Through this process one is looking for a network which makes it possible to have a network function $ \nu (x ; \vartheta)$ that is parsimoniously parameterized and at the same time for a suitable $ \vartheta$ that is a sufficiently good approximation of the regression function $ f(x)$.

Similar to the classical linear regression analysis there are a comprehensive number of instruments available for specifying a network structure consistent with the data. For simplicity we will concentrate on the feed forward network with only one hidden layer made up of $ H$ neurons.

a) Repeated Significance Tests: As with the stepwise construction of a linear regression model we start with a simple network assuming that one additional neuron with the number $ H$ and $ v_H$ output weights has been added. Whether in doing this the quality of the fit of the network has significantly improved is determined by testing the hypothesis $ H_0: v_H=0$ against the alternative $ H_1: v_H \ne 0$. Since under $ H_0$ the input weights $ w_{0H}, ..., w_{pH}$ of the neurons in question are not identifiable, i.e., they have no influence on the value of the network function $ \nu_H$, this is no standard testing problem. White (1989a), Teräsvirta et al. (1993) have developed Lagrange multiplier tests that are suitable for testing the significance of an additional neuron. Going the other direction it is also possible to start with a complex network with large $ H$ assumed neurons successively removing them until the related test rejects the hypothesis $ H_0: v_H=0$. To reduce the number of parameters it makes sense to cut individual input connections, i.e., to set the corresponding weight to zero. For the test of the hypothesis $ H_0: w_{jh}=0$ against the alternative $ H_1: w_{jh}
\ne 0$ classical Wald Tests can be applied due to the asymptotical results such as 18.2 (see for example Anders (1997) for applications in financial statistics).
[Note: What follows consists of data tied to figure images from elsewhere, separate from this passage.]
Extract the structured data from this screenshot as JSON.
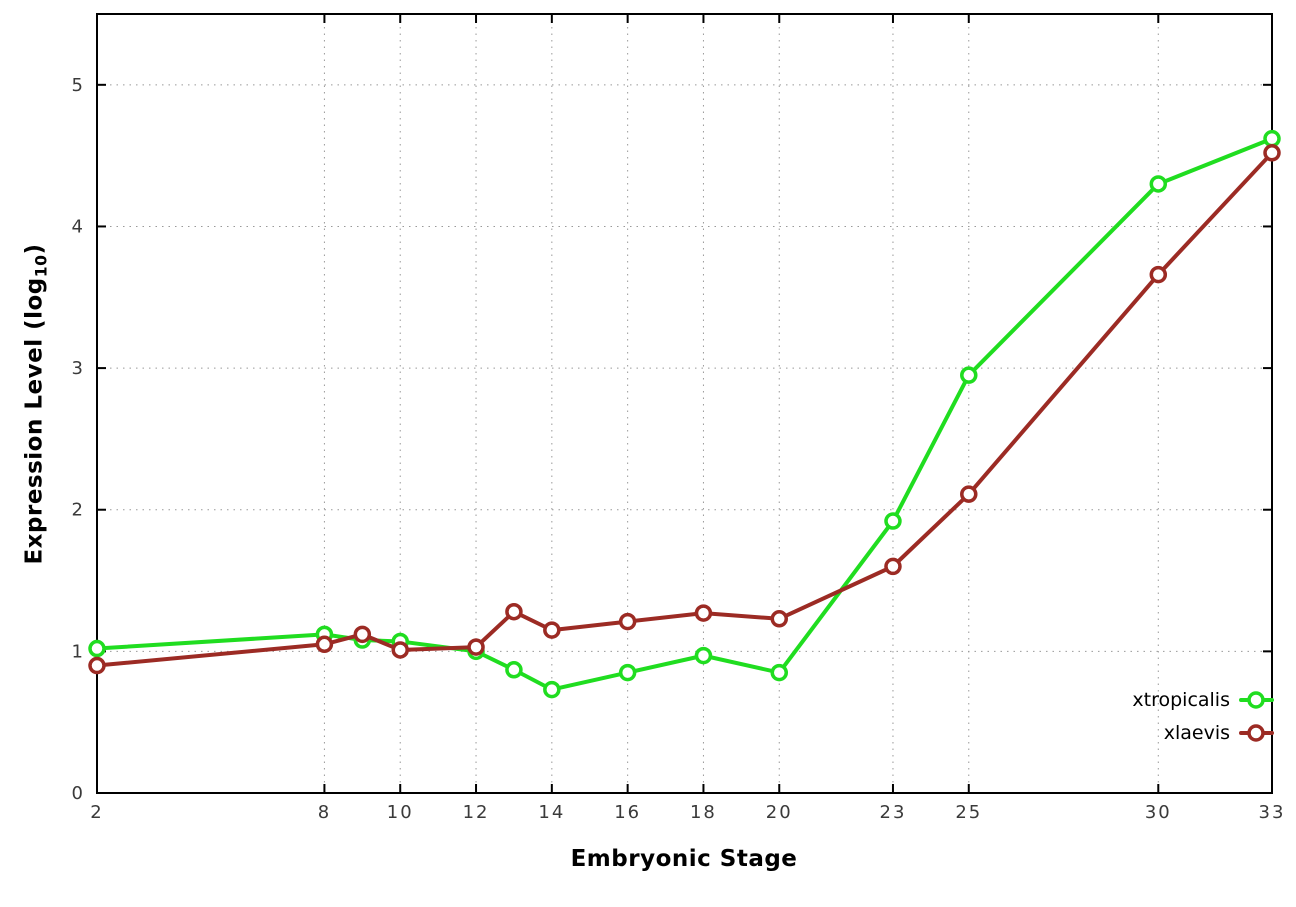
{
  "chart_data": {
    "type": "line",
    "title": "",
    "xlabel": "Embryonic Stage",
    "ylabel_main": "Expression Level (log",
    "ylabel_sub": "10",
    "ylabel_suffix": ")",
    "x": [
      2,
      8,
      9,
      10,
      12,
      13,
      14,
      16,
      18,
      20,
      23,
      25,
      30,
      33
    ],
    "series": [
      {
        "name": "xtropicalis",
        "color": "#20dd20",
        "values": [
          1.02,
          1.12,
          1.08,
          1.07,
          1.0,
          0.87,
          0.73,
          0.85,
          0.97,
          0.85,
          1.92,
          2.95,
          4.3,
          4.62
        ]
      },
      {
        "name": "xlaevis",
        "color": "#9c2b24",
        "values": [
          0.9,
          1.05,
          1.12,
          1.01,
          1.03,
          1.28,
          1.15,
          1.21,
          1.27,
          1.23,
          1.6,
          2.11,
          3.66,
          4.52
        ]
      }
    ],
    "xticks": [
      2,
      8,
      10,
      12,
      14,
      16,
      18,
      20,
      23,
      25,
      30,
      33
    ],
    "yticks": [
      0,
      1,
      2,
      3,
      4,
      5
    ],
    "xlim": [
      2,
      33
    ],
    "ylim": [
      0,
      5.5
    ],
    "grid": true,
    "legend_position": "bottom-right",
    "background_color": "#ffffff",
    "border_color": "#000000",
    "grid_color": "#999999",
    "tick_label_color": "#3a3a3a",
    "marker": "open-circle"
  }
}
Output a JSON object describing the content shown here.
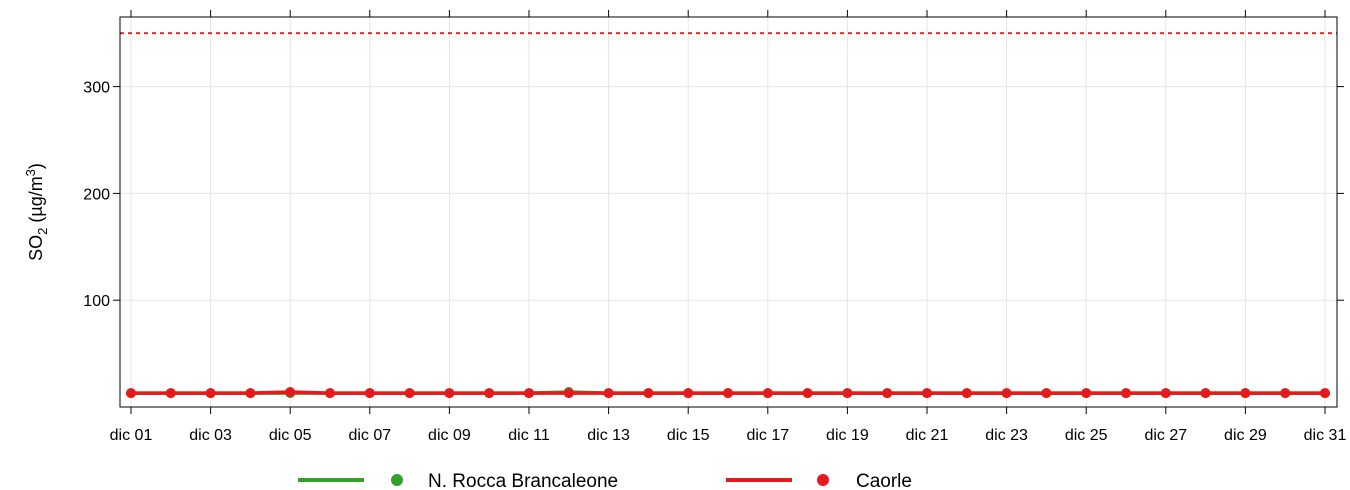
{
  "chart_data": {
    "type": "line",
    "ylabel": {
      "prefix": "SO",
      "prefix_sub": "2",
      "unit_open": " (µg/m",
      "unit_sup": "3",
      "unit_close": ")"
    },
    "ylim": [
      0,
      350
    ],
    "yticks": [
      100,
      200,
      300
    ],
    "x": [
      "dic 01",
      "dic 02",
      "dic 03",
      "dic 04",
      "dic 05",
      "dic 06",
      "dic 07",
      "dic 08",
      "dic 09",
      "dic 10",
      "dic 11",
      "dic 12",
      "dic 13",
      "dic 14",
      "dic 15",
      "dic 16",
      "dic 17",
      "dic 18",
      "dic 19",
      "dic 20",
      "dic 21",
      "dic 22",
      "dic 23",
      "dic 24",
      "dic 25",
      "dic 26",
      "dic 27",
      "dic 28",
      "dic 29",
      "dic 30",
      "dic 31"
    ],
    "xtick_labels": [
      "dic 01",
      "dic 03",
      "dic 05",
      "dic 07",
      "dic 09",
      "dic 11",
      "dic 13",
      "dic 15",
      "dic 17",
      "dic 19",
      "dic 21",
      "dic 23",
      "dic 25",
      "dic 27",
      "dic 29",
      "dic 31"
    ],
    "grid": true,
    "reference_line": {
      "value": 350,
      "color": "#e41a1c",
      "style": "dashed"
    },
    "legend_position": "bottom",
    "series": [
      {
        "name": "N. Rocca Brancaleone",
        "color": "#33a02c",
        "values": [
          13,
          13,
          13,
          13,
          13,
          13,
          13,
          13,
          13,
          13,
          13,
          14,
          13,
          13,
          13,
          13,
          13,
          13,
          13,
          13,
          13,
          13,
          13,
          13,
          13,
          13,
          13,
          13,
          13,
          13,
          13
        ]
      },
      {
        "name": "Caorle",
        "color": "#e41a1c",
        "values": [
          13,
          13,
          13,
          13,
          14,
          13,
          13,
          13,
          13,
          13,
          13,
          13,
          13,
          13,
          13,
          13,
          13,
          13,
          13,
          13,
          13,
          13,
          13,
          13,
          13,
          13,
          13,
          13,
          13,
          13,
          13
        ]
      }
    ]
  }
}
b) Cross Validation and Validation: The resulting cross validation is usually eliminated due to the extreme amount of calculations to determine the order of the model, i.e., first of all the number $ H$ of neurons in the hidden layer. In order to calculate the leave-one-out estimator for the model parameters one must fit the neural network to the corresponding sample that has been reduced by one observation a total of $ n$ times, and this must be done for every network structure under consideration. A related and more known procedure from the application of neural networks in the regression and time series analysis is to take a portion of the data away from the sample in order to measure the quality of the model based on this so called validation set. In addition to the data $ (X_t, Z_t) ,\ t = 1, \ldots, n,$ used to calculate the least squares estimator $ \hat{\vartheta}_n$ a second independent subsample $ (X_t, Z_t),\ t = n+1, \ldots, n+M,$ is available. By minimizing measurements of fit, such as,

$\displaystyle V(H) = \frac{1}{M} \, \sum^ {n+M}_{t=n+1} \left\{Z_t - \nu _H (X_t;\hat{\vartheta}_n)\right\}^ 2 $

the order of the model $ H$ and the quality of the incomplete network structure can be determined, in which individual input weights have been set to zero.
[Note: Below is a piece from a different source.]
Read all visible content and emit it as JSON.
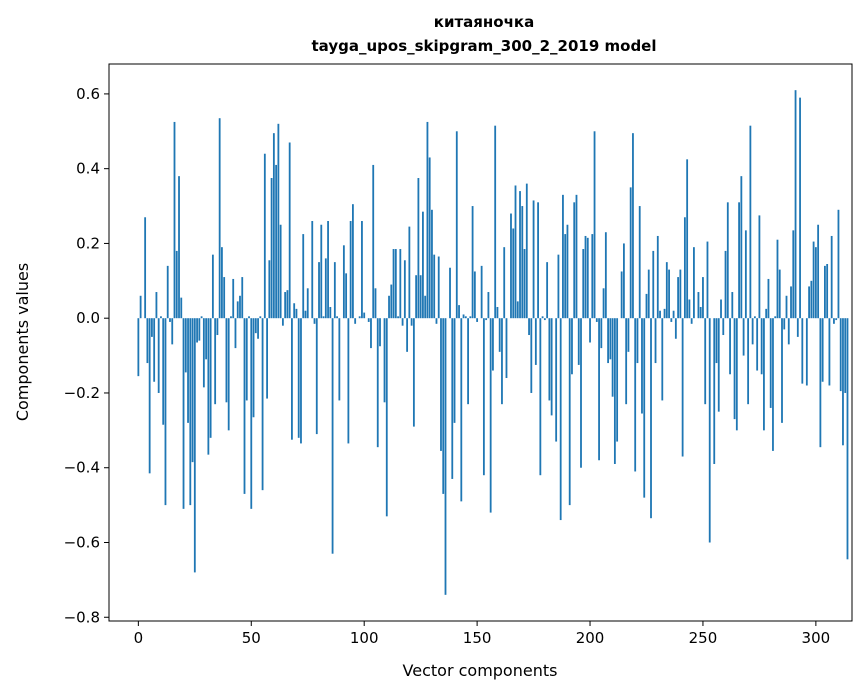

c) Network Information Criteria: To compare the network structures some well known applications for determining order, such as the Akaike Information Criterion (AIC), can be used. The application from Murata et al. (1994) called the Network Information Criterion (NIC) is specialized for the case of neural networks. Here it is implicitly assumed that the residuals $ \varepsilon_t$ are normally distributed with a common variance $ \sigma^2_\varepsilon$.